Live am Klavier von ihrer Schwester begleitet hat die Neu-Straubingerin Veronika Sötz ihr Bestes gegeben. Für sie war das Treffen am Wochenende die erste Audition überhaupt. Drei der bisherigen CMC-Musicals hat die aus dem Regensburger Raum stammende 28-jährige Chemikerin gesehen, immer wieder wollte sie selbst mitmachen, ihre bisherige berufliche Tätigkeit in Köln, wo sie in Chören sang, machte eine Bewerbung bisher aber nicht möglich. Nun, da sie in Straubing wohnt, hat sie den Aufruf zur Bewerbung auf Facebook entdeckt, sich angemeldet und sich prompt vorstellen dürfen. Sie freut sich auf die Herausforderung bei einer großen Musical-Produktion mit dabei zu sein.

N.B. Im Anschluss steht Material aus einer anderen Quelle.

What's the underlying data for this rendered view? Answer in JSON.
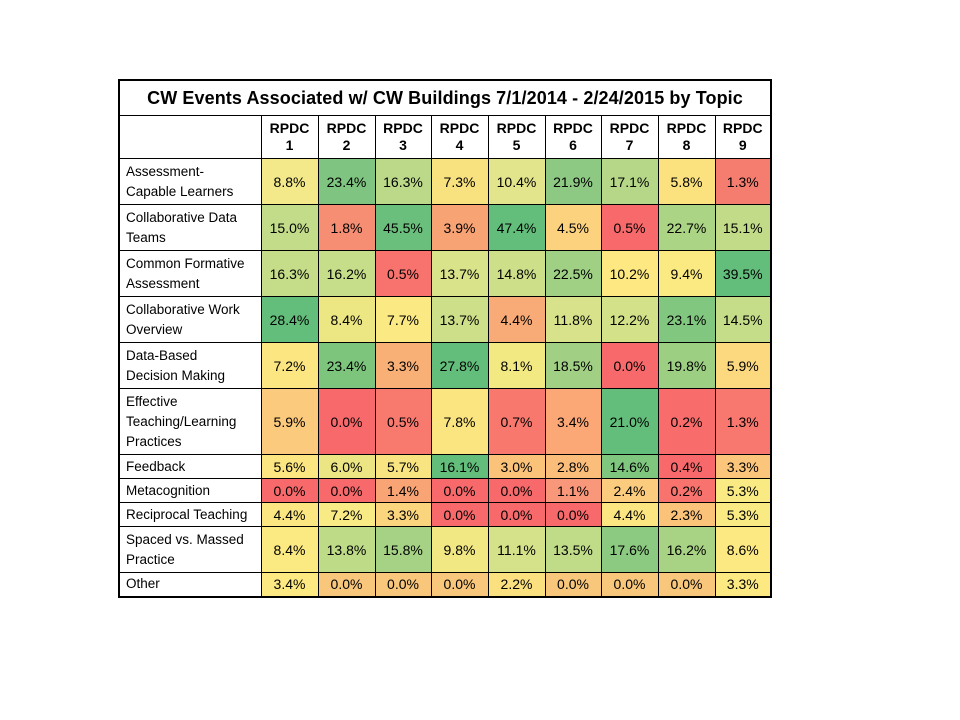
{
  "table": {
    "title": "CW Events Associated w/ CW Buildings  7/1/2014 - 2/24/2015 by Topic",
    "columns": [
      {
        "line1": "RPDC",
        "line2": "1"
      },
      {
        "line1": "RPDC",
        "line2": "2"
      },
      {
        "line1": "RPDC",
        "line2": "3"
      },
      {
        "line1": "RPDC",
        "line2": "4"
      },
      {
        "line1": "RPDC",
        "line2": "5"
      },
      {
        "line1": "RPDC",
        "line2": "6"
      },
      {
        "line1": "RPDC",
        "line2": "7"
      },
      {
        "line1": "RPDC",
        "line2": "8"
      },
      {
        "line1": "RPDC",
        "line2": "9"
      }
    ],
    "rows": [
      {
        "label_lines": [
          "Assessment-",
          "Capable Learners"
        ],
        "values": [
          "8.8%",
          "23.4%",
          "16.3%",
          "7.3%",
          "10.4%",
          "21.9%",
          "17.1%",
          "5.8%",
          "1.3%"
        ],
        "colors": [
          "#f3e98a",
          "#7fc480",
          "#bcd98a",
          "#f8e17f",
          "#e2e58b",
          "#8dc983",
          "#b6d788",
          "#fbe27f",
          "#f47d70"
        ]
      },
      {
        "label_lines": [
          "Collaborative  Data",
          "Teams"
        ],
        "values": [
          "15.0%",
          "1.8%",
          "45.5%",
          "3.9%",
          "47.4%",
          "4.5%",
          "0.5%",
          "22.7%",
          "15.1%"
        ],
        "colors": [
          "#c3dc8a",
          "#f58e73",
          "#6abf7c",
          "#f8a374",
          "#63be7b",
          "#fcd27f",
          "#f8696b",
          "#abd485",
          "#c2db88"
        ]
      },
      {
        "label_lines": [
          "Common Formative",
          "Assessment"
        ],
        "values": [
          "16.3%",
          "16.2%",
          "0.5%",
          "13.7%",
          "14.8%",
          "22.5%",
          "10.2%",
          "9.4%",
          "39.5%"
        ],
        "colors": [
          "#c5dd89",
          "#c6dd89",
          "#f8736d",
          "#d8e38a",
          "#cde089",
          "#9fd083",
          "#fde881",
          "#fbe982",
          "#63be7b"
        ]
      },
      {
        "label_lines": [
          "Collaborative  Work",
          "Overview"
        ],
        "values": [
          "28.4%",
          "8.4%",
          "7.7%",
          "13.7%",
          "4.4%",
          "11.8%",
          "12.2%",
          "23.1%",
          "14.5%"
        ],
        "colors": [
          "#63be7b",
          "#ece683",
          "#fbe983",
          "#cddf88",
          "#f8ab77",
          "#d7e28a",
          "#d3e189",
          "#82c77f",
          "#c5dd89"
        ]
      },
      {
        "label_lines": [
          "Data-Based",
          "Decision Making"
        ],
        "values": [
          "7.2%",
          "23.4%",
          "3.3%",
          "27.8%",
          "8.1%",
          "18.5%",
          "0.0%",
          "19.8%",
          "5.9%"
        ],
        "colors": [
          "#fbe681",
          "#7dc57d",
          "#f8b076",
          "#63be7b",
          "#f3e983",
          "#a1d084",
          "#f8696b",
          "#9dcf83",
          "#fcd87f"
        ]
      },
      {
        "label_lines": [
          "Effective",
          "Teaching/Learning",
          "Practices"
        ],
        "values": [
          "5.9%",
          "0.0%",
          "0.5%",
          "7.8%",
          "0.7%",
          "3.4%",
          "21.0%",
          "0.2%",
          "1.3%"
        ],
        "colors": [
          "#fbca7c",
          "#f8696b",
          "#f87a6f",
          "#fae580",
          "#f8786e",
          "#fba776",
          "#63be7b",
          "#f86d6c",
          "#f8776e"
        ]
      },
      {
        "label_lines": [
          "Feedback"
        ],
        "values": [
          "5.6%",
          "6.0%",
          "5.7%",
          "16.1%",
          "3.0%",
          "2.8%",
          "14.6%",
          "0.4%",
          "3.3%"
        ],
        "colors": [
          "#fbe681",
          "#ece583",
          "#f8e581",
          "#63be7b",
          "#fbc37a",
          "#fbbd7a",
          "#7fc67e",
          "#f8696b",
          "#fbc57b"
        ]
      },
      {
        "label_lines": [
          "Metacognition"
        ],
        "values": [
          "0.0%",
          "0.0%",
          "1.4%",
          "0.0%",
          "0.0%",
          "1.1%",
          "2.4%",
          "0.2%",
          "5.3%"
        ],
        "colors": [
          "#f8696b",
          "#f8696b",
          "#f9a474",
          "#f8696b",
          "#f8696b",
          "#f9977a",
          "#fccc7e",
          "#f8736d",
          "#f9ea84"
        ]
      },
      {
        "label_lines": [
          "Reciprocal Teaching"
        ],
        "values": [
          "4.4%",
          "7.2%",
          "3.3%",
          "0.0%",
          "0.0%",
          "0.0%",
          "4.4%",
          "2.3%",
          "5.3%"
        ],
        "colors": [
          "#fbe681",
          "#f8ea84",
          "#fbd47e",
          "#f8696b",
          "#f8696b",
          "#f8696b",
          "#fbe681",
          "#fbc37a",
          "#faea84"
        ]
      },
      {
        "label_lines": [
          "Spaced vs. Massed",
          "Practice"
        ],
        "values": [
          "8.4%",
          "13.8%",
          "15.8%",
          "9.8%",
          "11.1%",
          "13.5%",
          "17.6%",
          "16.2%",
          "8.6%"
        ],
        "colors": [
          "#fbe982",
          "#bedb88",
          "#a6d285",
          "#f1e883",
          "#d6e28a",
          "#c1dc89",
          "#8dca81",
          "#a8d385",
          "#fde982"
        ]
      },
      {
        "label_lines": [
          "Other"
        ],
        "values": [
          "3.4%",
          "0.0%",
          "0.0%",
          "0.0%",
          "2.2%",
          "0.0%",
          "0.0%",
          "0.0%",
          "3.3%"
        ],
        "colors": [
          "#fde982",
          "#f8c77c",
          "#f8c77c",
          "#f8c77c",
          "#fbe080",
          "#f8c77c",
          "#f8c77c",
          "#f8c77c",
          "#fde982"
        ]
      }
    ]
  }
}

Wie aufwendig die Vorbereitung dafür ablaufen wird, weiß der „alte Hase“ Hannah Lorenz, ist sie doch seit der Gründung des Vereins mit dabei. Schon als Sechsjährige stand sie bei „Oliver!“ auf der Bühne. Bei weiteren Produktionen war die mittlerweile 16-Jährige hinter der Bühne aktiv, bevor sie im vergangenen Jahr bei „Doktor Schiwago“ wieder im Chor und im Tanzensemble mitwirkte. Egal wie die Audition am Wochenende bewertet wird – bei „Anatevka“ wird Hannah auf jeden Fall dabei sein, egal in welcher Funktion oder Rolle auch immer. Daher wird die zukünftige Elftklässlerin im kommenden Schuljahr bei den schulischen Wahlfächern kürzer treten.
Nach den vielen Eindrücken, die die künstlerische Leitung am Wochenende gewonnen hat, wird sie nun ihre Aufzeichnungen sichten, diskutieren und in den nächsten zwei Wochen den Darstellern zu- oder absagen.